PATRÓN : Le groove au service d’un Rock sexy !

PATRÓN

En ces temps de confinement et alors que « Patrón » sortira fin mai chez Klonosphere, le chanteur et principal instigateur de PATRÓN a pris le temps de revenir sur cette belle aventure, les featurings de rêve de l’album, le travail de groupe et les nombreuses musiques et ambiances à l’œuvre sur ce très bel opus. [Entretien avec Lo (chanteur, guitariste et claviériste) par François Alaouret – Photo : D.R]

Tu as pioché dans d’anciennes maquettes pour réaliser cet album éponyme. Dis-moi, il est plutôt sympa le grenier ! Tu as du réarranger ou réécrire beaucoup de choses pour la réalisation de ce nouveau projet ?
Tous les matins, j’enregistre des idées : des riffs de guitare, des lignes de basse, des beats… Y’a beaucoup de déchets, mais de tout ça je tire des tas d’ébauches de morceaux. Ensuite, ça peut me demander des années avant d’arriver à trouver la mélodie de chant qui va me satisfaire. Pour cet album, j’ai composé une grande partie des titres à la basse et aux claviers. A chaque album que j’écris, je me rends compte que je compose avec un instrument différent. Dans le cas présent, les riffs de basse drivent les morceaux et la guitare vient les enjoliver. J’ai eu une phase très productive qui a duré environ 6 mois. 6 mois, sous péridurale, où tout est sorti sans forcer, sans souffrir. C’est pendant ces 6 mois que j’ai écrit l’essentiel de l’album. Dans un coin de ma tête, je savais déjà que ça ne serait pas pour Loading Data. L’idée de monter un projet parallèle me travaillait depuis un certain temps.
Loading Data était en stand-by, le bon moment donc pour me lancer dans cette nouvelle entreprise.

Tu avais déjà l’album « Patrón » dans un coin de la tête, ou est-ce que les choses se sont subitement accélérées à l’écoute de ces maquettes ?
J’ai fait écouter les maquettes à quelques amis, dont l’avis compte beaucoup pour moi. Ils ont aimé. Certains m’ont même dit que c’était ce que j’avais écrit de meilleur jusque-là. Ça m’a motivé et convaincu qu’il fallait mettre ces titres au propre au plus vite. C’était l’occasion ou jamais de monter ce nouveau projet qui me trottait dans la tête depuis si longtemps. J’ai envoyé les tracks à Alain Johannes pour voir si ça l’intéressait de produire l’album. Il avait déjà produit le dernier album de Loading Data. Ça lui a plu. On a pris date. Je me suis envolé pour L.A avec Aurélien Barbolosi (guitariste, bassiste, batteur et que sais-je encore…), un copain de longue date, membre entre autres d’Aston Villa et 99LBS, et Thomas Bihoré, un pote vidéaste qui suit Loading Data depuis des années.

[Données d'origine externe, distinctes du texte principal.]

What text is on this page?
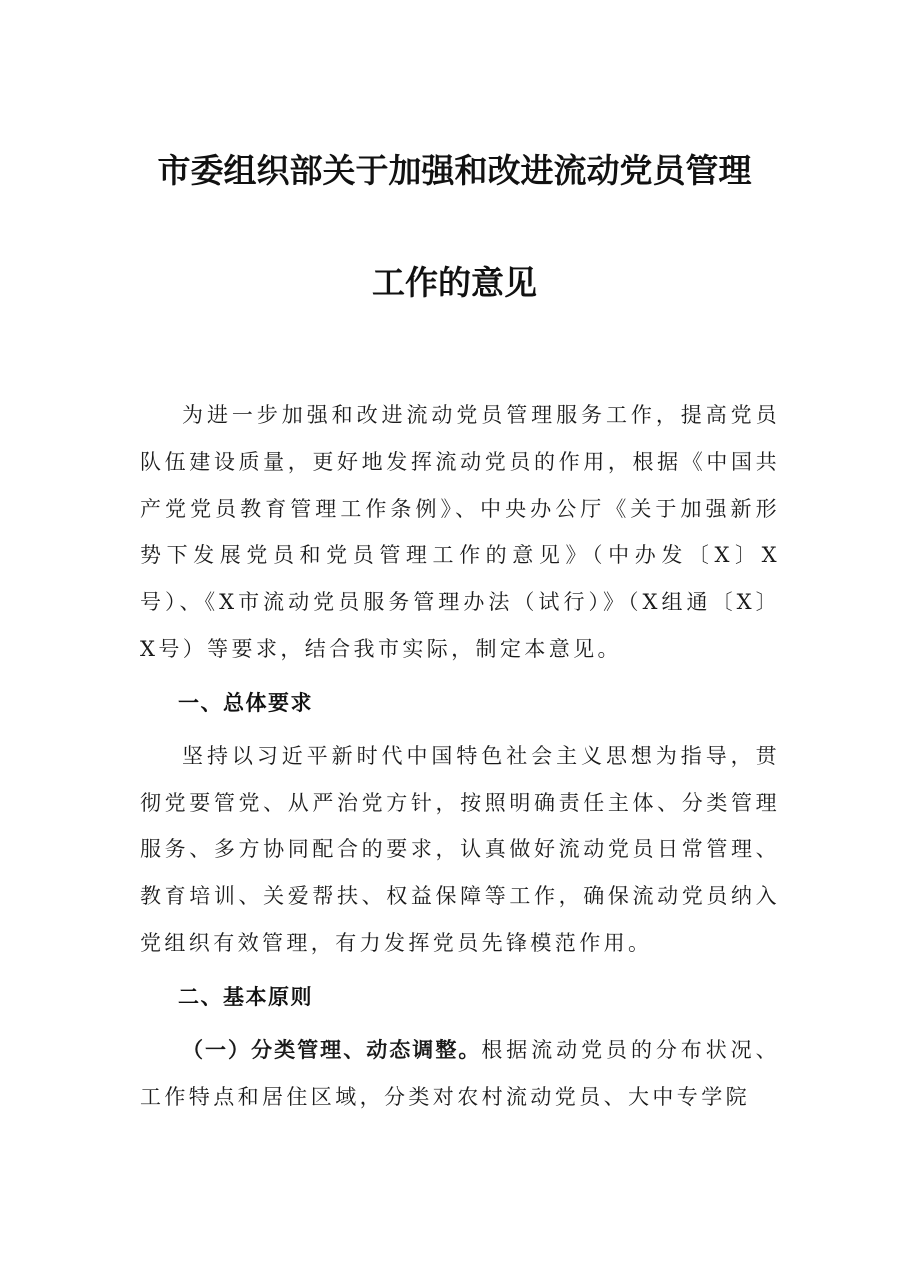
市委组织部关于加强和改进流动党员管理
工作的意见

为进一步加强和改进流动党员管理服务工作，提高党员队伍建设质量，更好地发挥流动党员的作用，根据《中国共产党党员教育管理工作条例》、中央办公厅《关于加强新形势下发展党员和党员管理工作的意见》（中办发〔X〕X号）、《X市流动党员服务管理办法（试行）》（X组通〔X〕X号）等要求，结合我市实际，制定本意见。

一、总体要求

坚持以习近平新时代中国特色社会主义思想为指导，贯彻党要管党、从严治党方针，按照明确责任主体、分类管理服务、多方协同配合的要求，认真做好流动党员日常管理、教育培训、关爱帮扶、权益保障等工作，确保流动党员纳入党组织有效管理，有力发挥党员先锋模范作用。

二、基本原则

（一）分类管理、动态调整。根据流动党员的分布状况、工作特点和居住区域，分类对农村流动党员、大中专学院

Tu as dit avoir fait appel à quelques amis pour t’accompagner sur l’album. Des amis comme Joey Castillo, Nick Oliveri, Barrett Martin, Aurélien Barbolosi et bien d’autres doit être très motivant, non ?
Quand j’ai pris l’avion pour Los Angeles, je savais seulement que je partais pour 2 mois. Je ne savais pas précisément comment ça allait se goupiller. J’avais confié à Alain la tâche de tout gérer. Avec lui, c’est toujours très relax. On savait qui allait venir jouer sur l’album, mais pas dans quel ordre. Finalement, le premier jour c’est Barrett Martin qui est apparu. Barrett est un batteur que j’affectionne tout particulièrement depuis mon adolescence. Je l’avais découvert grâce à l’album Above de Mad Season sur lequel il jouait aux côtés de Layne Staley d’Alice in Chains, Mark Lanegan des Screaming Trees, Mike McCready de Pearl Jam pour ne citer que les plus connus. C’était aussi le batteur des Screaming Trees. J’avais eu l’occasion de rencontrer Barrett lors d’un festival du côté de Joshua Tree, dans le désert californien, alors qu’il jouait avec les Mojave Lords, groupe de Dave Catching. On avait sympathisé et j’avais émis l’idée de l’avoir en guest sur un prochain album. Un an plus tard il débarquait chez Alain à Los Angeles pour enregistrer avec nous. Alain à la basse, Aurélien à la guitare, Barrett derrière la batterie et moi au chant. Nick et Joey ont enchaîné derrière.
Nick, je le connais depuis 20 ans et il avait déjà chanté et joué pour le dernier album de Loading Data, « Double Disco Animal Style ». Joey, on s’est croisé un paquet de fois. Il aimait beaucoup le dernier album de Loading, mais on n’avait jamais eu l’occasion de jouer ensemble. Je n’ai pas été déçu. Barrett et lui ont des jeux très différents. Barrett joue tout au fond du temps, un peu à la Bonham, tandis que Joey, c’est le click qui lui court après.
Tout s’est super bien passé, très détendu, bon enfant… On s’est bien marré. On a enregistré une quinzaine de titres au total, mais on n’a gardé que 11 titres pour l’album. Je me suis retrouvé comme un chef d’orchestre, à « diriger » tout ce petit monde au mieux, sous l’œil avisé d’Alain. C’était intimidant, mais aussi très grisant.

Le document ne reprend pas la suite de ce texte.